The percent of time in the per-database context-specific lock. mongostat will report the database that has spent the most time since the last mongostat call with a write lock.
This value represents the amount of time the database had a database specific lock and the time that the mongod spent in the global lock. Because of this, and the sampling method, you may see some values greater than 100%.
I have wrote a test script which did millions of updates(using update query) in a collection. Following is the mongostat output
insert query update delete getmore command flushes mapped vsize res faults locked % idx miss % qr|qw ar|aw netIn netOut conn time
0 0 21156 0 0 1 0 208m 2.45g 119m 0 81.7 0 0|8 0|9 2m 1k 10 12:52:11
0 0 20620 0 0 1 0 208m 2.45g 119m 0 82.5 0 0|8 0|9 1m 1k 10 12:52:12
0 0 21915 0 0 1 0 208m 2.45g 119m 0 81.9 0 0|8 0|9 2m 1k 10 12:52:13
0 0 21634 0 0 1 0 208m 2.45g 119m 0 82.1 0 0|8 0|9 2m 1k 10 12:52:15
0 0 19793 0 0 1 0 208m 2.45g 119m 0 81.8 0 0|8 0|9 1m 1k 10 12:52:16
0 0 22062 0 0 1 0 208m 2.45g 119m 0 81.9 0 0|8 0|8 2m 1k 10 12:52:17
0 0 23395 0 0 1 0 208m 2.45g 119m 0 81.9 0 0|8 0|8 2m 1k 10 12:52:19
The netIn says the total network in bytes per second, i hope. Is there any way to increase the size of netIn to some mb, so that i can increase the update statement per second.

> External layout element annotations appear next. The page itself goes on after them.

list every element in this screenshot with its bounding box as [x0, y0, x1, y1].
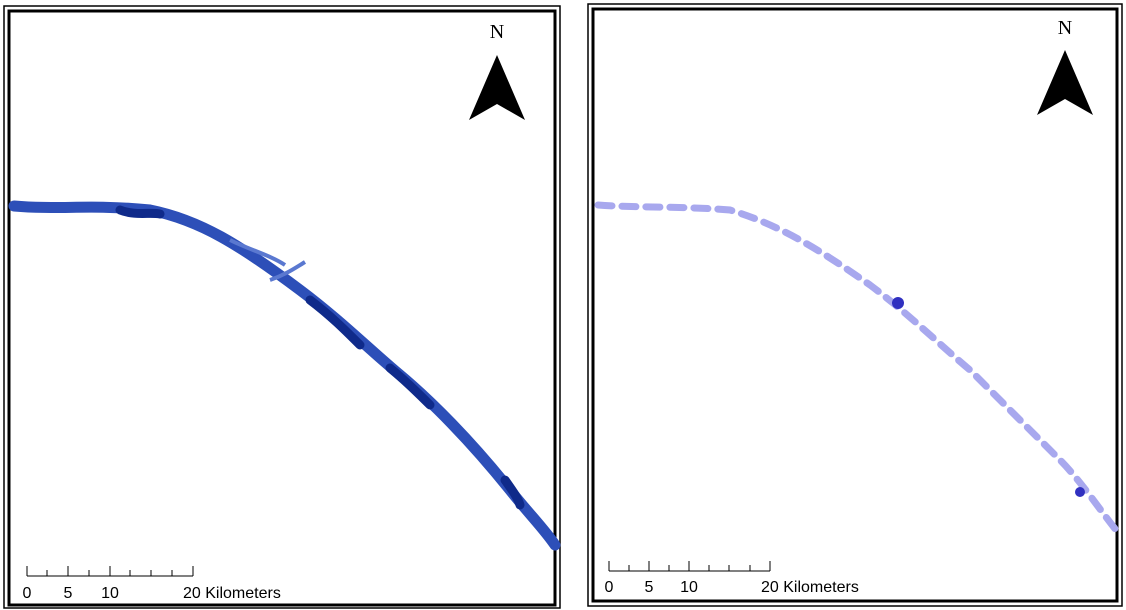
scale-label: 10 [101, 585, 119, 602]
river-branch [229, 238, 307, 282]
north-label: N [490, 21, 504, 43]
frame-inner [7, 9, 557, 607]
panel-right: N 0 5 10 20 Kilometers [587, 3, 1123, 607]
river-deep [115, 205, 525, 510]
river-deep [892, 297, 904, 309]
north-label: N [1058, 17, 1072, 39]
scale-label: 20 Kilometers [761, 579, 859, 596]
scale-bar [608, 561, 771, 572]
scale-bar [26, 566, 194, 577]
frame-inner [591, 7, 1119, 603]
frame-outer [3, 5, 561, 609]
scale-label: 5 [645, 579, 654, 596]
north-arrow [469, 55, 525, 120]
scale-label: 10 [680, 579, 698, 596]
scale-ticks [26, 566, 194, 576]
frame-outer [587, 3, 1123, 607]
river-deep [1075, 487, 1085, 497]
scale-ticks [608, 561, 771, 571]
scale-label: 20 Kilometers [183, 585, 281, 602]
scale-label: 0 [605, 579, 614, 596]
scale-label: 0 [23, 585, 32, 602]
river [594, 201, 1120, 534]
river [8, 200, 561, 551]
panel-left: N 0 5 10 20 Kilometers [3, 5, 561, 609]
north-arrow [1037, 50, 1093, 115]
scale-label: 5 [64, 585, 73, 602]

I don't think you understand the netIn statistic. It isn't some limit but the actual amount of data received by MongoDB per interval sample. In other words, the netIn value will increase if you (can) do more updates.
Increasing update throughput itself may be possible but is very application specific.